Konfor ve lüks mümini bozar.
Ancak burada dikkat çekmemiz gereken husus şu: İsraf, lüks, konfor konusunda bizi uyaran Efendimiz'in ve Rabbimiz'in ayetlerini kendi kalbimize indirmekten mesulüz.
Bu gün Müslümanlar arasında maalesef nesneleri, konforu kendisi için ihtiyaç başkası için lüks olarak adlandırma hatası var. Hatta kendisi için fetvayı, başkaları için takvayı uygun gören bir anlayış var.
90'lı yıllarda şöyle bir anlayış vardı: Erkek yazarlar panel ve sempozyumlarda günümüzün kadınlarının ne kadar kötü bir durumda, imani olarak ne kadar zayıf olduklarını ispat edici unsur olarak kadınların çamaşır makinesi ve bulaşık makinesi kullandıklarından (ki o dönem için bulaşık makinesi çok yaygın değildi-bulaşık makinesi istemelerinden) bahsediyorlardı. Bu beyler kendi kullandıkları otomobil ya da bilgisayarı hiç söz konusu etmeden Hz.Fatıma'nın bulaşık makinesi mi vardı çamaşır makinesi mi vardı türünden anakronik bir yaklaşımda bulunuyordu.

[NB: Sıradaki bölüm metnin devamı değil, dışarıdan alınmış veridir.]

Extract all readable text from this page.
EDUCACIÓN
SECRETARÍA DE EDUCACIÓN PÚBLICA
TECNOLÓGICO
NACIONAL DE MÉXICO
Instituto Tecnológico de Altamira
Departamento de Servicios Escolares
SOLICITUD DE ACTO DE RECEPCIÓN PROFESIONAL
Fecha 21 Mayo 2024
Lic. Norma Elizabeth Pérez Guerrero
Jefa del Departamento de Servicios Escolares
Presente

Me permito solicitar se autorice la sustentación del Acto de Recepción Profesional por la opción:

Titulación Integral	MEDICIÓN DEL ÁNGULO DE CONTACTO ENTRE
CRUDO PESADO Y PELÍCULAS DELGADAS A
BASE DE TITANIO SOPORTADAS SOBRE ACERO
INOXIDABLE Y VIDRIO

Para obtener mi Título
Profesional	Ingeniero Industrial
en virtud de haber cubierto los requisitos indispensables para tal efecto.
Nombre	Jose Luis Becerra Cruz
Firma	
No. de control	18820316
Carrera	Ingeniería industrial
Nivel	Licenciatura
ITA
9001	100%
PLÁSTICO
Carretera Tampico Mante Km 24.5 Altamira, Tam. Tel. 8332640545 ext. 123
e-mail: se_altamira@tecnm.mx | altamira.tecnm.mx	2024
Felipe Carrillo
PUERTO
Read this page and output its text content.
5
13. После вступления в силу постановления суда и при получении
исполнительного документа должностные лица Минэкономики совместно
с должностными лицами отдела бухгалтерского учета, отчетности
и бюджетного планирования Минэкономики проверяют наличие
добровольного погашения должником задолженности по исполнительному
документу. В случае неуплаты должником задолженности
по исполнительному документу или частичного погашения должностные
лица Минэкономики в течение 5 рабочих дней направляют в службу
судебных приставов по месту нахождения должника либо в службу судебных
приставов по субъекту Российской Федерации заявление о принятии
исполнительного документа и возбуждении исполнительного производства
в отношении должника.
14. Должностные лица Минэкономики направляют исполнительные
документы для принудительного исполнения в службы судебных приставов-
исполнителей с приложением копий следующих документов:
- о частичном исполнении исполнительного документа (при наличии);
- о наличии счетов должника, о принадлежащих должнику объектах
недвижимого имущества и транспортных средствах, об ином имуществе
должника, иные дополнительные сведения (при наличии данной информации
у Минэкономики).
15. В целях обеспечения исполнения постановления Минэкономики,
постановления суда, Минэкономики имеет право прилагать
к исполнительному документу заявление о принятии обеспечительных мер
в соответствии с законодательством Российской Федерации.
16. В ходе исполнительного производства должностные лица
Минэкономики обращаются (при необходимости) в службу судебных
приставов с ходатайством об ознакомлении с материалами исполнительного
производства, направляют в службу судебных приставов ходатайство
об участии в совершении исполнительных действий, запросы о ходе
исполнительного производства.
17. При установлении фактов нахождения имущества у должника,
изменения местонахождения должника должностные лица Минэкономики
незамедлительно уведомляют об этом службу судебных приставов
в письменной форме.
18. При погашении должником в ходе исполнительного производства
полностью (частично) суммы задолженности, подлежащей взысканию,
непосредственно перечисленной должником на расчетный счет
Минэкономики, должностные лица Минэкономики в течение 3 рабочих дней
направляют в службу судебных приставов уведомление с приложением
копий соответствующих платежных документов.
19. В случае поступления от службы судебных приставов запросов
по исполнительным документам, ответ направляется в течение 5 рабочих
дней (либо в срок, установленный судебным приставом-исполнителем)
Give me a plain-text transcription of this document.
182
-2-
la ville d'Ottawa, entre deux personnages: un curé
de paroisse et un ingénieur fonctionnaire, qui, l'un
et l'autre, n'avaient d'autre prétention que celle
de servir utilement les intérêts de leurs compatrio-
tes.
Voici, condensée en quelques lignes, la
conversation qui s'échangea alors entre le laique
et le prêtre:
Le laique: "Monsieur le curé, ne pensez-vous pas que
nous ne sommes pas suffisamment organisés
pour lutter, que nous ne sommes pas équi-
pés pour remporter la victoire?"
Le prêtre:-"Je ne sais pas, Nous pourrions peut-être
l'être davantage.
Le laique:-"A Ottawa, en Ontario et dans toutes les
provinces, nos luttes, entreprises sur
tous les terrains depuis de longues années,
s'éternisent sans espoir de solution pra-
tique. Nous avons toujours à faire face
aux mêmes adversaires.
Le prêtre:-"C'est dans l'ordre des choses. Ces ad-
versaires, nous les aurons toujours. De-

Şimdilerde ise durum başörtüsü üzerinden sınıf çatışması örgütlenmesi şeklinde ifade ediliyor.
"Başörtülü cip kullanan kadın."
Seküler zihniyete sahip olan insanlar, vay başörtülüler o kadar kafasız değilmiş cip bile kullanıyor diyerek küçümseme edası eşliğinde bu cümleyi dillendirirken; dindarlar hem başörtülü hem de cipli. Yani takvaya uygun davranmıyor şeklinde yargılamak üzere kullanıyor.

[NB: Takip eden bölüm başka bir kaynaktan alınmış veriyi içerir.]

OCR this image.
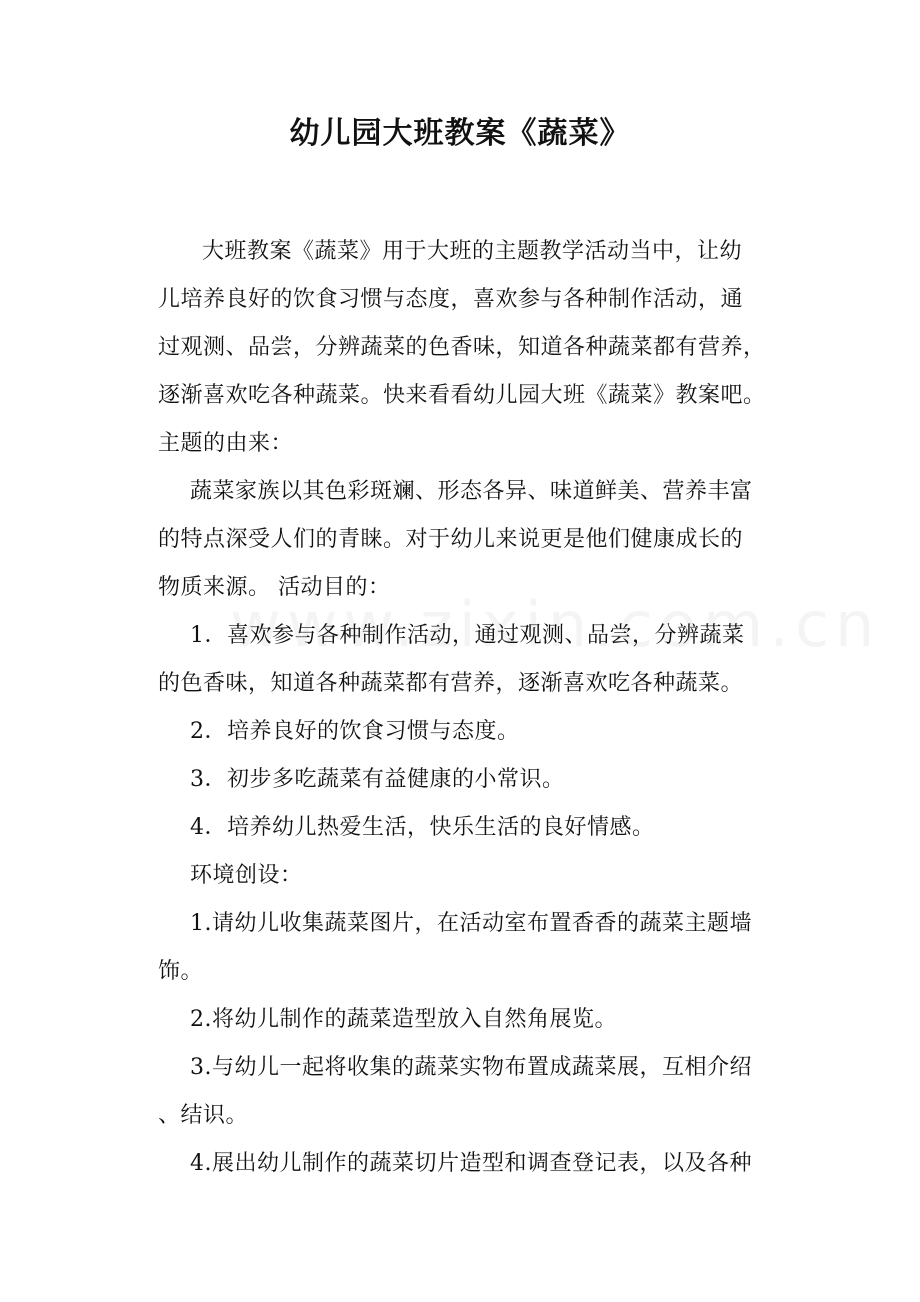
幼儿园大班教案《蔬菜》
大班教案《蔬菜》用于大班的主题教学活动当中，让幼
儿培养良好的饮食习惯与态度，喜欢参与各种制作活动，通
过观测、品尝，分辨蔬菜的色香味，知道各种蔬菜都有营养，
逐渐喜欢吃各种蔬菜。快来看看幼儿园大班《蔬菜》教案吧。
主题的由来：
蔬菜家族以其色彩斑斓、形态各异、味道鲜美、营养丰富
的特点深受人们的青睐。对于幼儿来说更是他们健康成长的
物质来源。 活动目的：
1．喜欢参与各种制作活动，通过观测、品尝，分辨蔬菜
的色香味，知道各种蔬菜都有营养，逐渐喜欢吃各种蔬菜。
2．培养良好的饮食习惯与态度。
3．初步多吃蔬菜有益健康的小常识。
4．培养幼儿热爱生活，快乐生活的良好情感。
环境创设：
1.请幼儿收集蔬菜图片，在活动室布置香香的蔬菜主题墙
饰。
2.将幼儿制作的蔬菜造型放入自然角展览。
3.与幼儿一起将收集的蔬菜实物布置成蔬菜展，互相介绍
、结识。
4.展出幼儿制作的蔬菜切片造型和调查登记表，以及各种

Müslümanlar son yıllarda iş bölümü kısmını maalesef çok yanlış yorumlamaya başladılar. Fetva erkekler için takva bahsi kadınlar için oldu. Giyim kuşamdan başlayan bu "iş bölümü" (Müslüman erkeklerin giyim kuşamı, hal ve hareketleri bahsinde erkek yazarın kaleminden en son okuduğunuz yazının tarihini bir düşünmenizi tavsiye ediyorum)nesneler dünyasına doğru yayıldı.

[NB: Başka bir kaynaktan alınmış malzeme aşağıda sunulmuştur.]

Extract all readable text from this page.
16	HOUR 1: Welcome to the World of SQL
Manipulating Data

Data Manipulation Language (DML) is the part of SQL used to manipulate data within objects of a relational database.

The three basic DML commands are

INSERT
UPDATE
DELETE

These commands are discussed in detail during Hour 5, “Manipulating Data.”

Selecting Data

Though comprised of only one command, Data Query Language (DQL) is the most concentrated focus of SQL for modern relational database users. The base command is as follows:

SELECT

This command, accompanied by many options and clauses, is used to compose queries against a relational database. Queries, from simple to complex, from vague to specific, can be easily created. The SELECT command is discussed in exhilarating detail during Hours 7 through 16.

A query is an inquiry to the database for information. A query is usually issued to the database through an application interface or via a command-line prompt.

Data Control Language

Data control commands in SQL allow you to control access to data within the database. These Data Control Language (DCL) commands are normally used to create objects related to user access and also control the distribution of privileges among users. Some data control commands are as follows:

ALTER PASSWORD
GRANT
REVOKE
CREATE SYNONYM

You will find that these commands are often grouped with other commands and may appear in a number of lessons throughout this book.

Dolayısıyla lüks deyince gündelik hayatın hep kadınların kullandığı nesneler üzerinden tanımlamaları yapılır oldu.
Çarşamba günü lüks ve konfor meselesine devam edelim.
Yenişafak
Küfür, hakaret, rencide edici cümleler veya imalar, inançlara saldırı içeren, imla kuralları ile yazılmamış,
Türkçe karakter kullanılmayan ve BÜYÜK HARFLERLE yazılmış yorumlar
Adınız kısmına uygun olmayan ve saçma rumuzlar onaylanmamaktadır.
Anlayışınız için teşekkür ederiz.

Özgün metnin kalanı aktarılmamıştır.